When A Country Crumbles — Part 3
Some things get undone
Media-magnified outrages, whether Social, Broadcast, Digitally Narrow-Cast, Printed, Postered, T-Shirted or Beer-Matted, usually demand government action. Mr. Growser’s, ‘It aught not to be allowed’ could have been one of Bernard Levin’s ‘popular substitutes for five minute’s thought’.
As the sorry history of ‘unintended consequences’ testifies, knee jerk pressure for yet more central control has little in common with evidence-led policy. Tabloid headlines rarely scream, ‘SOMETHING MUST BE UNDONE’ — except, of course, the ‘red tape’ furiously demanded in some earlier blood-boiling outrage.
But when things really do fall (or are taken) apart it is Local Communities (not central governments) that must pick up the pieces.
This is Part 3 of the Country Crumble blog.
Part 1 looked at Power failures — the over-centralisation, the deliberate (oft misrepresented) misunderstanding of subsidiarity — marginally practised within the UK but a core principle of pan-European collaboration adopted to protect national sovereignties. Resilient Communities, we observed, respond to the crumbling erosion of central authority. The resurgence of community action eagerly identifies local priorities that have long struggled for attention from the averaging calculators of national misfortunes.
In Part 2 the People’s Crumble alluded to extreme inequalities — ample Apples but barely the thinnest pickings of Blackberries in some places and, naturally, massive variability across the nation. Not much comfort this Autumn for those dependent on fallers.
Now we come to the crumbling conclusion. In this third part Places erode alongside Power and People in the mix of convergent crises faced by communities. Writing this as young folk everywhere are taking to the streets, as politicians scramble to catch up and as climate crisis deniers double down, Channel 4 News devoted quality airtime to a coastal village in Wales and another ocean-threatened settlement in Rhode Island — both reports featuring communities struggling to face their extinction realities.

These are not entirely new challenges. Homes and entire communities have long been lost to the ravages of storms, crumbing cliffs and insurgent tides. Governmental responses — even Local Governmental responses — have long fallen short of resilience planning. They could learn so much from Jenny Andersson’s saga of Slapton Sands and their evolving community adaptation.
UPDATE 26/SEPT/2019: Retreat is worth considering now where coastal population size and density is low, risks are already high, and the economic, cultural and socio-political impacts of retreat and resettlement are carefully considered and addressed by at- risk communities and their governing authorities. Ref: IPCC SR Ocean and Cryosphere report upgrading assessment of Sea Level Rise, published 25th Sept 2019 Section 4.1.4, page 4–12.

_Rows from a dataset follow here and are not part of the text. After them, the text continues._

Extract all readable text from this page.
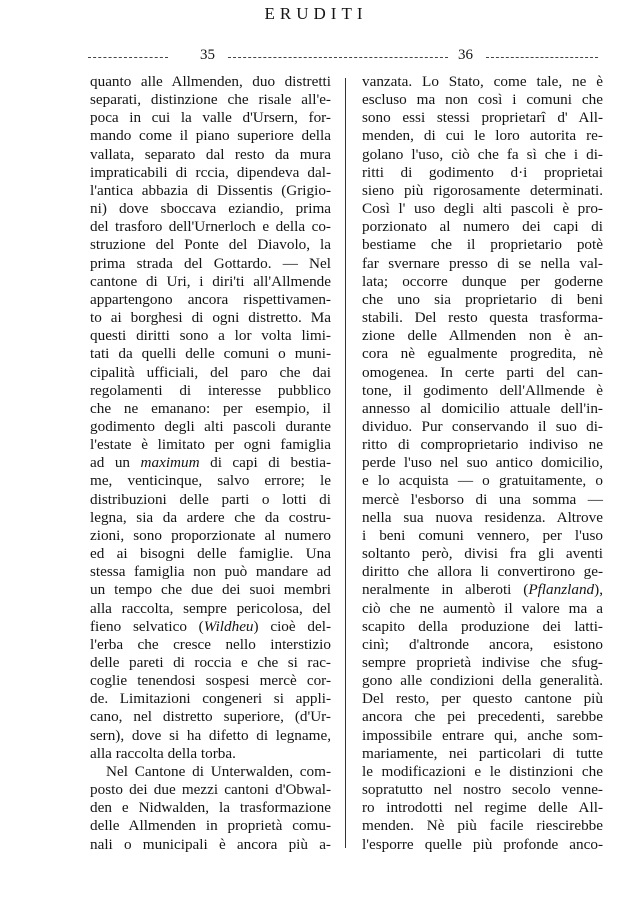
ERUDITI
35	36
quanto alle Allmenden, duo distretti
separati, distinzione che risale all'e-
poca in cui la valle d'Ursern, for-
mando come il piano superiore della
vallata, separato dal resto da mura
impraticabili di rccia, dipendeva dal-
l'antica abbazia di Dissentis (Grigio-
ni) dove sboccava eziandio, prima
del trasforo dell'Urnerloch e della co-
struzione del Ponte del Diavolo, la
prima strada del Gottardo. — Nel
cantone di Uri, i diri'ti all'Allmende
appartengono ancora rispettivamen-
to ai borghesi di ogni distretto. Ma
questi diritti sono a lor volta limi-
tati da quelli delle comuni o muni-
cipalità ufficiali, del paro che dai
regolamenti di interesse pubblico
che ne emanano: per esempio, il
godimento degli alti pascoli durante
l'estate è limitato per ogni famiglia
ad un maximum di capi di bestia-
me, venticinque, salvo errore; le
distribuzioni delle parti o lotti di
legna, sia da ardere che da costru-
zioni, sono proporzionate al numero
ed ai bisogni delle famiglie. Una
stessa famiglia non può mandare ad
un tempo che due dei suoi membri
alla raccolta, sempre pericolosa, del
fieno selvatico (Wildheu) cioè del-
l'erba che cresce nello interstizio
delle pareti di roccia e che si rac-
coglie tenendosi sospesi mercè cor-
de. Limitazioni congeneri si appli-
cano, nel distretto superiore, (d'Ur-
sern), dove si ha difetto di legname,
alla raccolta della torba.
Nel Cantone di Unterwalden, com-
posto dei due mezzi cantoni d'Obwal-
den e Nidwalden, la trasformazione
delle Allmenden in proprietà comu-
nali o municipali è ancora più a-
vanzata. Lo Stato, come tale, ne è
escluso ma non così i comuni che
sono essi stessi proprietarî d' All-
menden, di cui le loro autorita re-
golano l'uso, ciò che fa sì che i di-
ritti di godimento d·i proprietai
sieno più rigorosamente determinati.
Così l' uso degli alti pascoli è pro-
porzionato al numero dei capi di
bestiame che il proprietario potè
far svernare presso di se nella val-
lata; occorre dunque per goderne
che uno sia proprietario di beni
stabili. Del resto questa trasforma-
zione delle Allmenden non è an-
cora nè egualmente progredita, nè
omogenea. In certe parti del can-
tone, il godimento dell'Allmende è
annesso al domicilio attuale dell'in-
dividuo. Pur conservando il suo di-
ritto di comproprietario indiviso ne
perde l'uso nel suo antico domicilio,
e lo acquista — o gratuitamente, o
mercè l'esborso di una somma —
nella sua nuova residenza. Altrove
i beni comuni vennero, per l'uso
soltanto però, divisi fra gli aventi
diritto che allora li convertirono ge-
neralmente in alberoti (Pflanzland),
ciò che ne aumentò il valore ma a
scapito della produzione dei latti-
cinì; d'altronde ancora, esistono
sempre proprietà indivise che sfug-
gono alle condizioni della generalità.
Del resto, per questo cantone più
ancora che pei precedenti, sarebbe
impossibile entrare qui, anche som-
mariamente, nei particolari di tutte
le modificazioni e le distinzioni che
sopratutto nel nostro secolo venne-
ro introdotti nel regime delle All-
menden. Nè più facile riescirebbe
l'esporre quelle più profonde anco-
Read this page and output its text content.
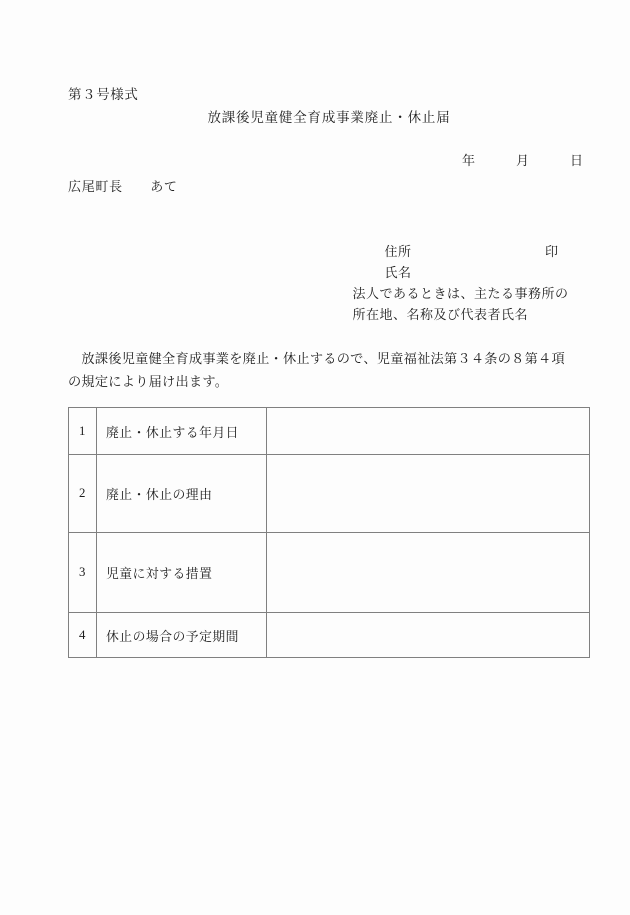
第３号様式
放課後児童健全育成事業廃止・休止届
年　　　月　　　日
広尾町長　　あて

住所

氏名

印

法人であるときは、主たる事務所の

所在地、名称及び代表者氏名

　放課後児童健全育成事業を廃止・休止するので、児童福祉法第３４条の８第４項
の規定により届け出ます。
1	廃止・休止する年月日	
2	廃止・休止の理由	
3	児童に対する措置	
4	休止の場合の予定期間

Coastal erosion was never Knut-able. Thanks to Greta far more folk now see the hands of humans and far fewer blame Acts of Gods. But instead of just bemoaning crumbling infrastructures, even more folk are campaigning to mend, to clean, to redesign, renew, reregulate and prepare to pay the costs of decades of neglect. This campaigning is driven by people in Local Communities closest to calamity who see the issues with shocking clarity. Local Community leaders are learning to defy remote wreckers who mistakenly describe ‘investments’ as ‘subsidies’ or reclassify ‘benefits’ as ‘penalties’.
Channel 4 News observed the local tensions that arise when citizens must come together to face reality. It is difficult because for decades they’ve been led to believe that something must be done by someone else to whom taxes have been paid. They’ve been encouraged for decades to complain of Postcode lotteries — a defiance of diversity — but the centre cannot (and never did) hold. At best the central performance was only merely average.
The Power Failures, the Unbearable Inequalities, the Climate Challenges, all demand that Local Communities must decide their own local priorities. There is no point in shouting ‘Something Must Be Done’into a void. As they bring up the Brexit bodies, the awful reality dawns and illusions of an ordered society vanish in a haze. ‘Who did we think we were?’ that somehow we could assume superior status?
Not all communities yet have the skills and cohesion to think these erosions through — but few are now inclined to assume the crumbling cronies can deliver adequate responses. Peace and reconciliation is a mighty big agenda but one that can be tackled locally.
Time it is, then, for new beginnings. Time to start again. Time to redefine who we now think we are — what you (in your Local Communities) wish to become and how you relate to your neighbours.
When A Country Crumbles Some Things Get Undone — but resilient local communities can pick up the pieces.